Yes, as crazy as it may have originally seemed before the 2018-19 academic year, these are the glory days for the Aggies. Utah State is the king, better than the combined results for Utah and BYU football and basketball.
Consider this: Utah State football and basketball is part of an elite company. The Aggies are one of five programs to finish ranked in the Top 25 in the final regular-season football and basketball polls, joining Louisiana State, Michigan, Kentucky and Cincinnati.
“That’s pretty darned good company there and something we’re really proud of,” Utah State athletic director John Hartwell said during an interview on The Zone Sports Network.
By winning 17 of their last 18 games, which included three consecutive games to capture the Mountain West Conference tournament last week in Las Vegas, the Aggies are ranked No. 25 in this week’s Associated Press poll. It is their first time ranked this season.

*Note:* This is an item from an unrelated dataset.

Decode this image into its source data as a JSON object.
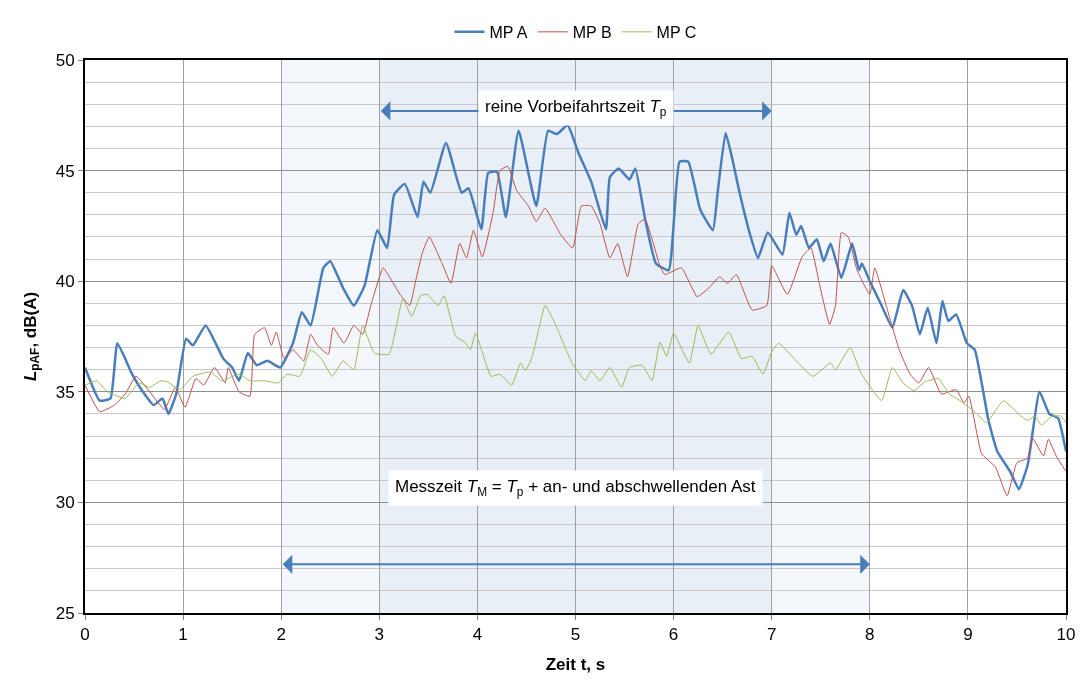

After finishing 11-2 in football, Utah State was ranked No. 22 in the final Associated Press poll released in January. Neither Utah nor BYU finished ranked in the final polls in basketball and football.
Let the good times roll in Logan.
“Whether it’s football, basketball (or) any of our other sports, this is not a one-hit wonder,” Hartwell boldly declared. “We are building it for sustained success. Can I run a magic ball and say we’re going to win 28 basketball games every year or 11 football games? No, probably not. But I can guarantee this: We are building this thing for continued success in the near future. That’s really exciting to be a part of.”
After Utah State beat San Diego State in late February to improve to 23-6 and 13-3 in conference, I sent out a tweet asking if it was time to recognize the Aggies as having the best combined football and basketball teams in the state this year. One week later, the Aggies furthered the cause by beating national ranked Nevada.
Home 💙 pic.twitter.com/l3tBRWBNoW— Utah State Athletics (@USUAthletics) March 17, 2019
At the time, some fans of BYU and Utah vigorously voiced objections to the original tweet. After both programs lost their only games in their respective conference tournaments, the case for Utah State only grew stronger.
In Utah’s case, the only valid argument stems from the football team winning its division in the stronger Pac-12 for the first time and advancing to the conference title game. Boise State won its division in the easier Mountain West, beating Utah State in the final regular-season game.
Forget about any debate in basketball. Missing the NCAA Tournament for the third consecutive season, and not being good enough for even the NIT, Utah’s basketball program is trending in the wrong direction.
BYU has no room to talk in football, having lost to the Aggies by 25 points in Provo. Utah State now has a two-game winning streak against the Cougars.
The Cougars did beat Utah State by 15 points in basketball in December at home, but a one-game sample three months ago is not convincing enough. BYU, which has not made the NCAA Tournament in four years and also did not get an NIT berth, is following Utah by going in the wrong direction.
Keep in mind, the thesis here is based on one season only. The best combined programs, as opposed to teams, in the state continues to be up for debate.
But check back after future seasons. If Hartwell’s statement on the future proves correct, Utah State deserves serious consideration as the best the state has to offer when combining football and basketball.
"We've only just started," said Utah State basketball coach Craig Smith.